Le mouvement syndical québécois s'est caractérisé, depuis la fin des années 60, par la mise sur pied de fronts communs ponctuels. Le plus célèbre est sans aucun doute le premier front commun du secteur public, qui réunissait en 1972 plus de 210 000 employés de l'État québécois, toutes centrales syndicales réunies.

La lutte fut épique. Le front commun revendiquait et obtint un salaire minimum de 100 $ par semaine, l'indexation au coût de la vie, un régime de retraite amélioré ainsi que des augmentations de salaires substantielles pour tout le monde.

La négociation fut marquée par le plus grand mouvement de grève de l'histoire ouvrière canadienne, l'emprisonnement des trois présidents de centrales syndicales et de plusieurs dizaines de militants et surtout de graves troubles sociaux : routes bloquées, occupations de villes, d'aéroports, de stations de radio. Au point que le gouvernement dut supplier les présidents de centrales d'aller en appel pour pouvoir les sortir de prison afin de reprendre les négociations. Quelques mois plus tard, en octobre, les travailleurs obtenaient gain de cause sur leurs principales revendications.


La grève générale de mai 1972

« Ce geste de répression exceptionnel (NDLR L'emprisonnement des trois présidents de centrale) déclenche la première grève générale de solidarité dans l'histoire du mouvement ouvrier au Québec, lancée spontanément sous le coup de la colère des travailleuses et travailleurs. À peine les trois présidents sont-ils incarcérés à la prison d'Orsainville, le 9 mai, que les syndiqués débraient un peu partout dans un immense défi à l'ordre établi et à sa « légalité». Au total, plus de 300 000 syndiqués participent, pour des durées variables, à ce vaste mouvement qui dure une semaine, en vue de réclamer la libération de leurs dirigeants emprisonnés. Les « Événements de mai 1972 constituent une flambée extraordinaire de solidarité de classe.

Les arrêts de travail éclatent à la fois dans les services publics et dans le secteur privé. C'est le cas des ouvriers de la construction, des métallos, des mineurs, des machinistes, des travailleurs de l'auto, es ouvrières et ouvriers du textile, des débardeurs, des employés de commerce, des ouvriers de l'imprimerie, du personnel des grands médias d'information ainsi que dans l'enseignement et dans certains grands hôpitaux.

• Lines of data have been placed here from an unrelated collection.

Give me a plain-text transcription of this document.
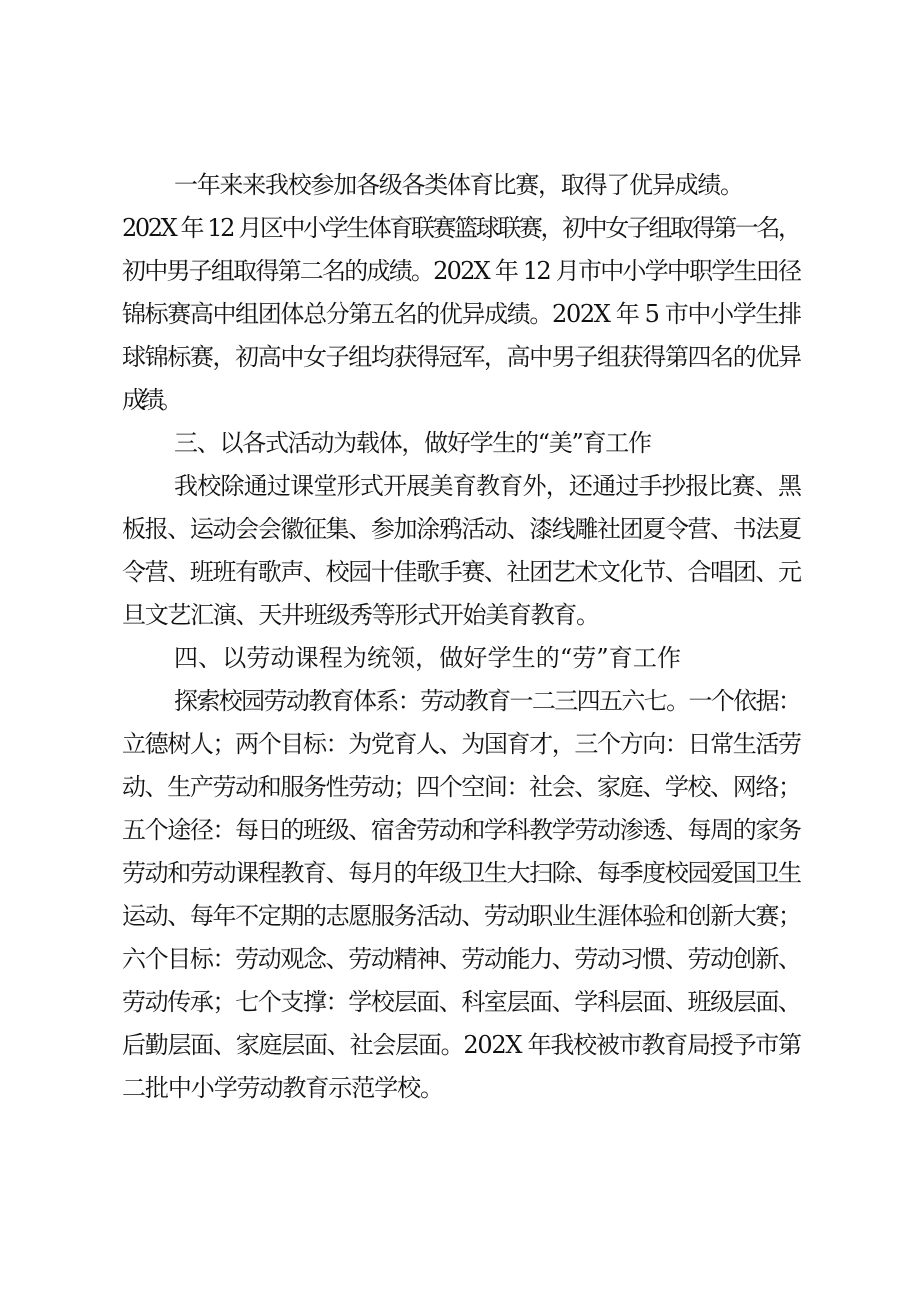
一年来来我校参加各级各类体育比赛，取得了优异成绩。
202X 年 12 月区中小学生体育联赛篮球联赛，初中女子组取得第一名，
初中男子组取得第二名的成绩。202X 年 12 月市中小学中职学生田径
锦标赛高中组团体总分第五名的优异成绩。202X 年 5 市中小学生排
球锦标赛，初高中女子组均获得冠军，高中男子组获得第四名的优异
成绩。
三、以各式活动为载体，做好学生的“美”育工作
我校除通过课堂形式开展美育教育外，还通过手抄报比赛、黑
板报、运动会会徽征集、参加涂鸦活动、漆线雕社团夏令营、书法夏
令营、班班有歌声、校园十佳歌手赛、社团艺术文化节、合唱团、元
旦文艺汇演、天井班级秀等形式开始美育教育。
四、以劳动课程为统领，做好学生的“劳”育工作
探索校园劳动教育体系：劳动教育一二三四五六七。一个依据：
立德树人；两个目标：为党育人、为国育才，三个方向：日常生活劳
动、生产劳动和服务性劳动；四个空间：社会、家庭、学校、网络；
五个途径：每日的班级、宿舍劳动和学科教学劳动渗透、每周的家务
劳动和劳动课程教育、每月的年级卫生大扫除、每季度校园爱国卫生
运动、每年不定期的志愿服务活动、劳动职业生涯体验和创新大赛；
六个目标：劳动观念、劳动精神、劳动能力、劳动习惯、劳动创新、
劳动传承；七个支撑：学校层面、科室层面、学科层面、班级层面、
后勤层面、家庭层面、社会层面。202X 年我校被市教育局授予市第
二批中小学劳动教育示范学校。
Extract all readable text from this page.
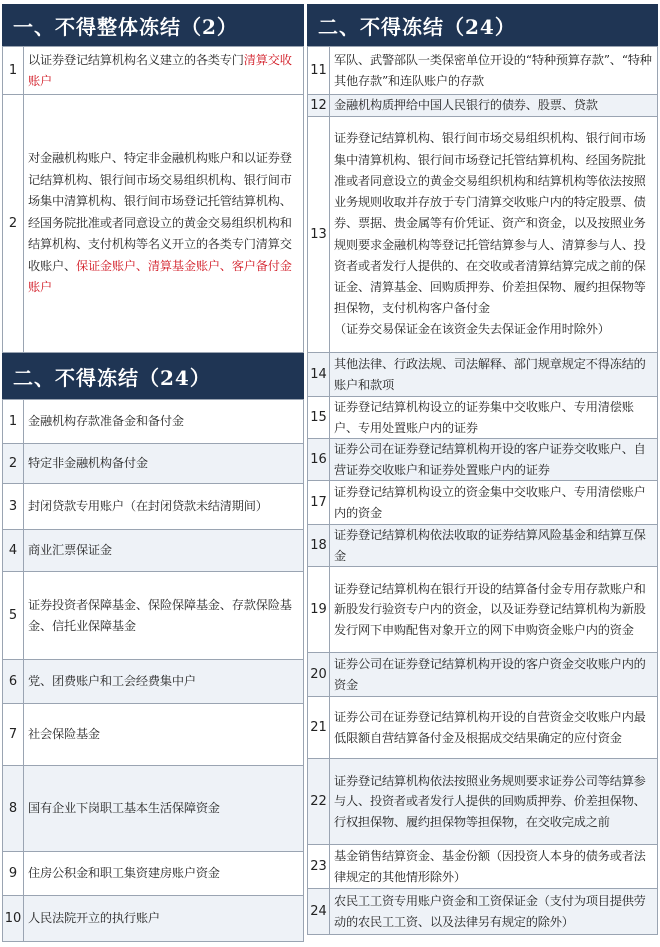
一、不得整体冻结（2）
1	以证券登记结算机构名义建立的各类专门清算交收账户
2	对金融机构账户、特定非金融机构账户和以证券登记结算机构、银行间市场交易组织机构、银行间市场集中清算机构、银行间市场登记托管结算机构、经国务院批准或者同意设立的黄金交易组织机构和结算机构、支付机构等名义开立的各类专门清算交收账户、保证金账户、清算基金账户、客户备付金账户
二、不得冻结（24）
1	金融机构存款准备金和备付金
2	特定非金融机构备付金
3	封闭贷款专用账户（在封闭贷款未结清期间）
4	商业汇票保证金
5	证券投资者保障基金、保险保障基金、存款保险基金、信托业保障基金
6	党、团费账户和工会经费集中户
7	社会保险基金
8	国有企业下岗职工基本生活保障资金
9	住房公积金和职工集资建房账户资金
10	人民法院开立的执行账户
二、不得冻结（24）
11	军队、武警部队一类保密单位开设的“特种预算存款”、“特种其他存款”和连队账户的存款
12	金融机构质押给中国人民银行的债券、股票、贷款
13	证券登记结算机构、银行间市场交易组织机构、银行间市场集中清算机构、银行间市场登记托管结算机构、经国务院批准或者同意设立的黄金交易组织机构和结算机构等依法按照业务规则收取并存放于专门清算交收账户内的特定股票、债券、票据、贵金属等有价凭证、资产和资金，以及按照业务规则要求金融机构等登记托管结算参与人、清算参与人、投资者或者发行人提供的、在交收或者清算结算完成之前的保证金、清算基金、回购质押券、价差担保物、履约担保物等担保物，支付机构客户备付金
（证券交易保证金在该资金失去保证金作用时除外）
14	其他法律、行政法规、司法解释、部门规章规定不得冻结的账户和款项
15	证券登记结算机构设立的证券集中交收账户、专用清偿账户、专用处置账户内的证券
16	证券公司在证券登记结算机构开设的客户证券交收账户、自营证券交收账户和证券处置账户内的证券
17	证券登记结算机构设立的资金集中交收账户、专用清偿账户内的资金
18	证券登记结算机构依法收取的证券结算风险基金和结算互保金
19	证券登记结算机构在银行开设的结算备付金专用存款账户和新股发行验资专户内的资金，以及证券登记结算机构为新股发行网下申购配售对象开立的网下申购资金账户内的资金
20	证券公司在证券登记结算机构开设的客户资金交收账户内的资金
21	证券公司在证券登记结算机构开设的自营资金交收账户内最低限额自营结算备付金及根据成交结果确定的应付资金
22	证券登记结算机构依法按照业务规则要求证券公司等结算参与人、投资者或者发行人提供的回购质押券、价差担保物、行权担保物、履约担保物等担保物，在交收完成之前
23	基金销售结算资金、基金份额（因投资人本身的债务或者法律规定的其他情形除外）
24	农民工工资专用账户资金和工资保证金（支付为项目提供劳动的农民工工资、以及法律另有规定的除外）
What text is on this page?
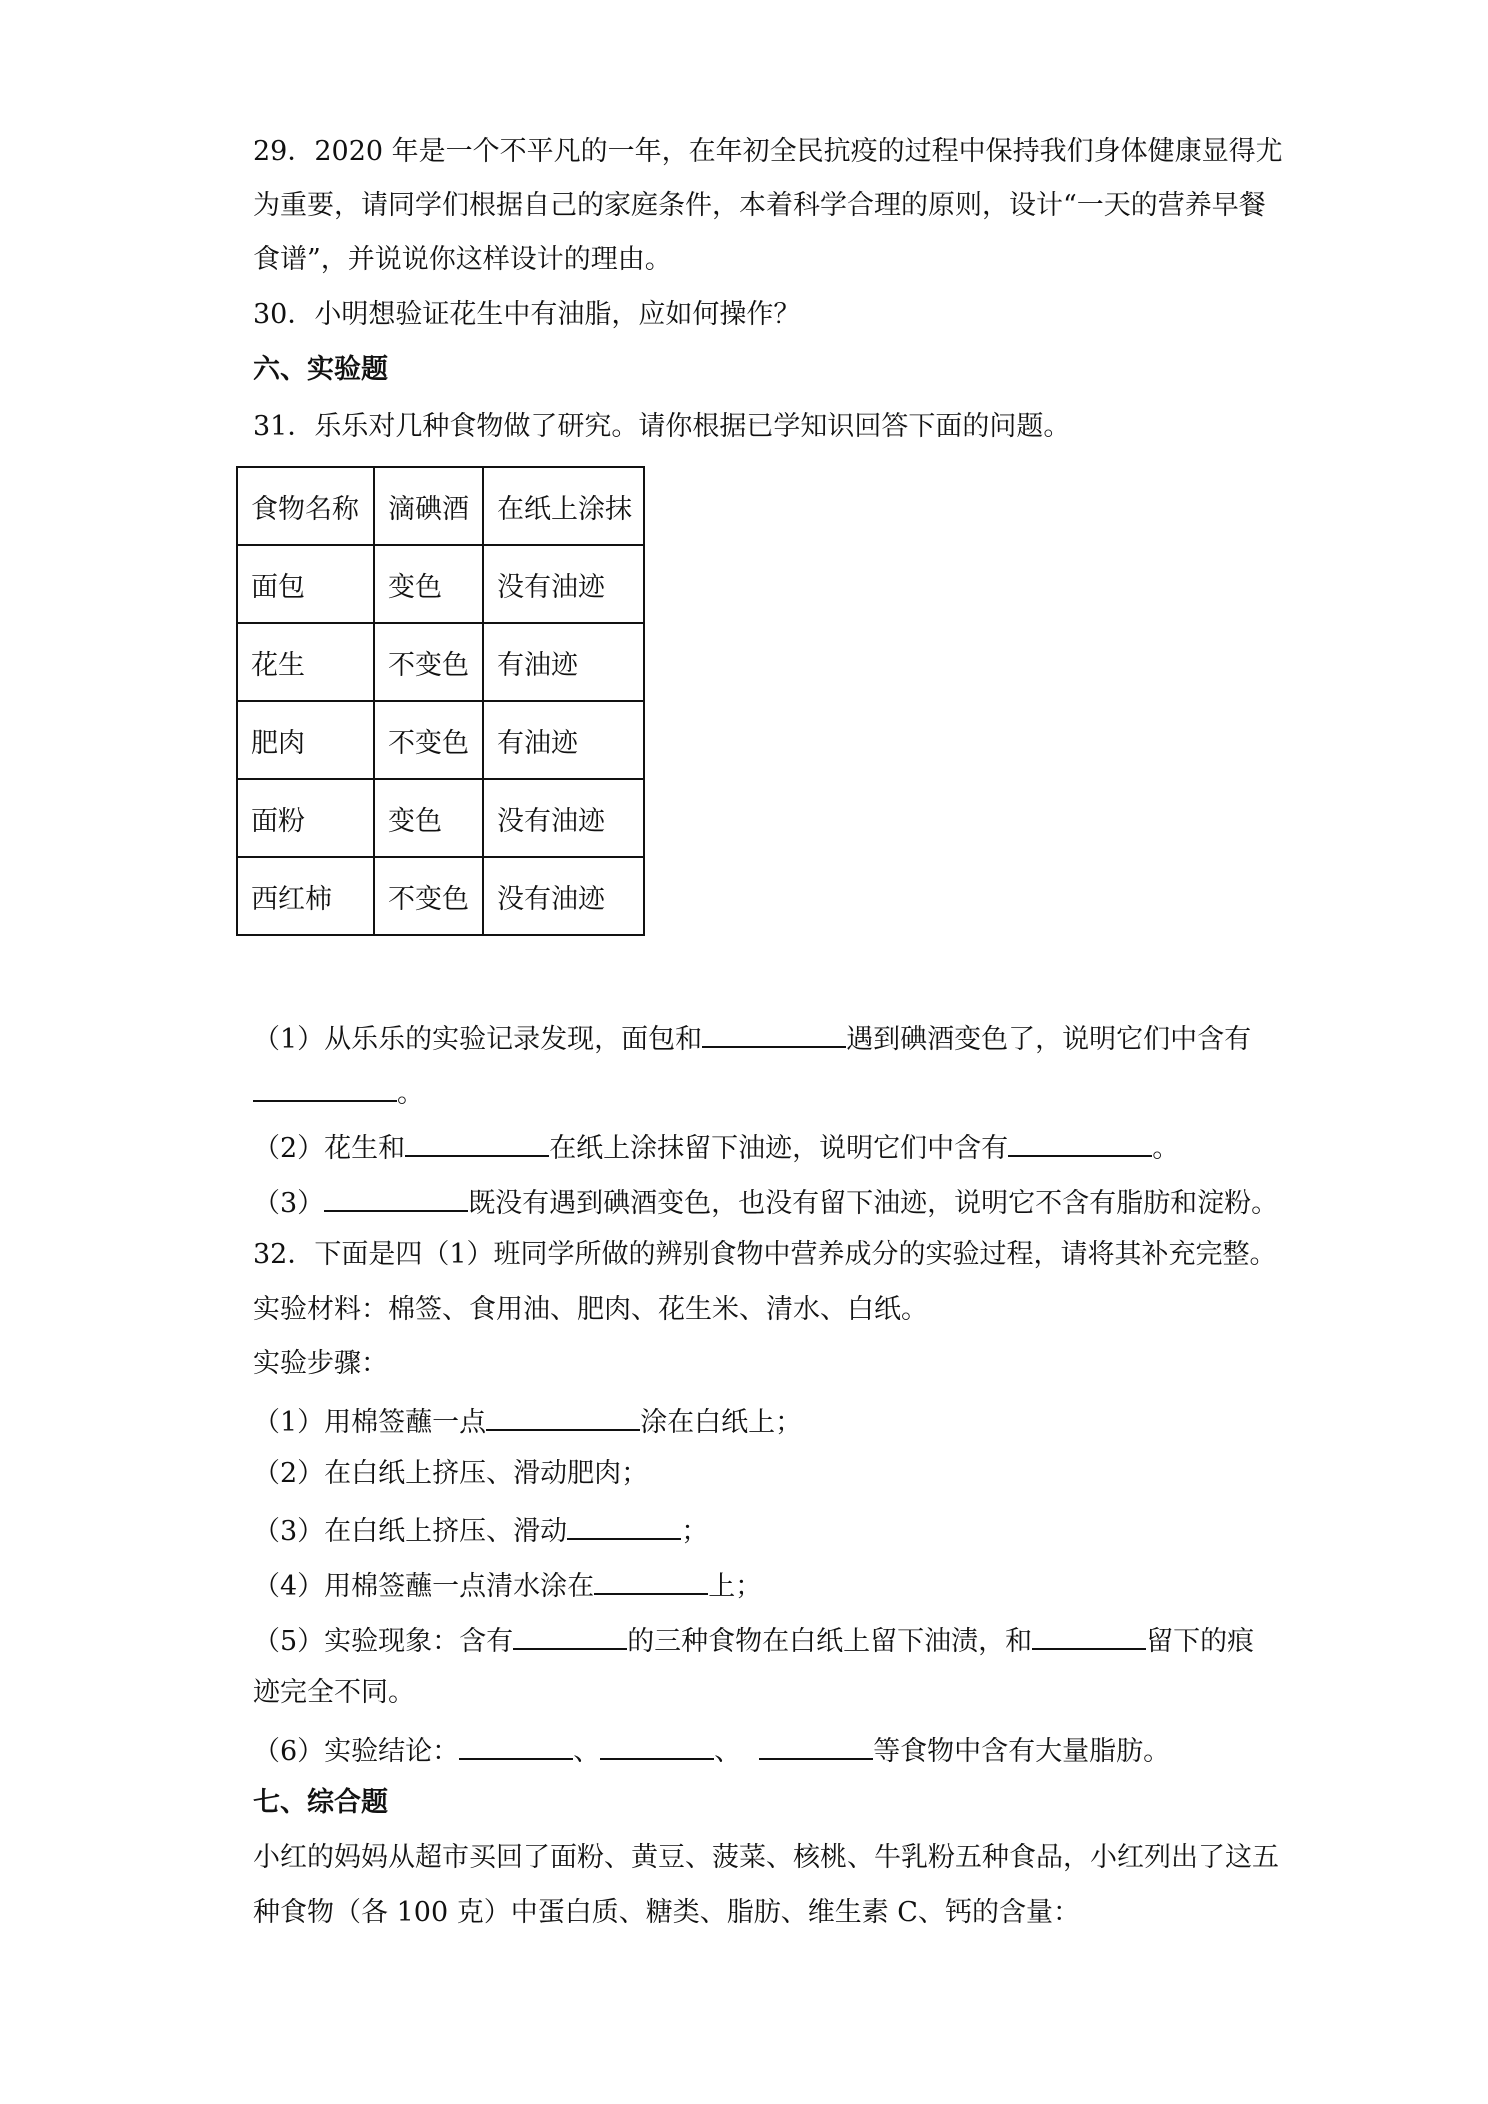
29．2020 年是一个不平凡的一年，在年初全民抗疫的过程中保持我们身体健康显得尤
为重要，请同学们根据自己的家庭条件，本着科学合理的原则，设计“一天的营养早餐
食谱”，并说说你这样设计的理由。
30．小明想验证花生中有油脂，应如何操作？
六、实验题
31．乐乐对几种食物做了研究。请你根据已学知识回答下面的问题。
食物名称	滴碘酒	在纸上涂抹
面包	变色	没有油迹
花生	不变色	有油迹
肥肉	不变色	有油迹
面粉	变色	没有油迹
西红柿	不变色	没有油迹
（1）从乐乐的实验记录发现，面包和	遇到碘酒变色了，说明它们中含有
。
（2）花生和	在纸上涂抹留下油迹，说明它们中含有	。
（3）	既没有遇到碘酒变色，也没有留下油迹，说明它不含有脂肪和淀粉。
32．下面是四（1）班同学所做的辨别食物中营养成分的实验过程，请将其补充完整。
实验材料：棉签、食用油、肥肉、花生米、清水、白纸。
实验步骤：
（1）用棉签蘸一点	涂在白纸上；
（2）在白纸上挤压、滑动肥肉；
（3）在白纸上挤压、滑动	；
（4）用棉签蘸一点清水涂在	上；
（5）实验现象：含有	的三种食物在白纸上留下油渍，和	留下的痕
迹完全不同。
（6）实验结论：	、	、	等食物中含有大量脂肪。
七、综合题
小红的妈妈从超市买回了面粉、黄豆、菠菜、核桃、牛乳粉五种食品，小红列出了这五
种食物（各 100 克）中蛋白质、糖类、脂肪、维生素 C、钙的含量：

Dans des villes comme Sept-Ïles, Thetford, Sorel et Joliette, le mouvement est presque général, à tel point qu'on parle » d'occupation » et de « contrôle » des lieux par les grévistes. Des postes de radio et de télévision sont occupés par les syndiqués qui y diffusent leurs messages. »

Source: Histoire du mouvement ouvrier au Québec. Une coédition de la CSN et de la CEQ. 1984. P. 266


« Il n'était pas nécessaire de créer un front commun si c'était uniquement pour aller chercher des choses que l'on aurait pu obtenir par des négociations ordinaires. Nos demandes visaient à aider les plus mal pris, les plus défavorisés dans la société. Quand notre demande de 100 $ par semaine pour la plus basse classification a été rendue publique, plusieurs de nos membres se sont objectés parce que c'était impensable, irréalisable et inacceptable. Mais dans un an et demi, plus personne ne gagnera moins de 100 $. »

Marcel Pepin, président de la CSN, cité dans : Fédération nationale des services. Procès-verbal du congrès. 1972.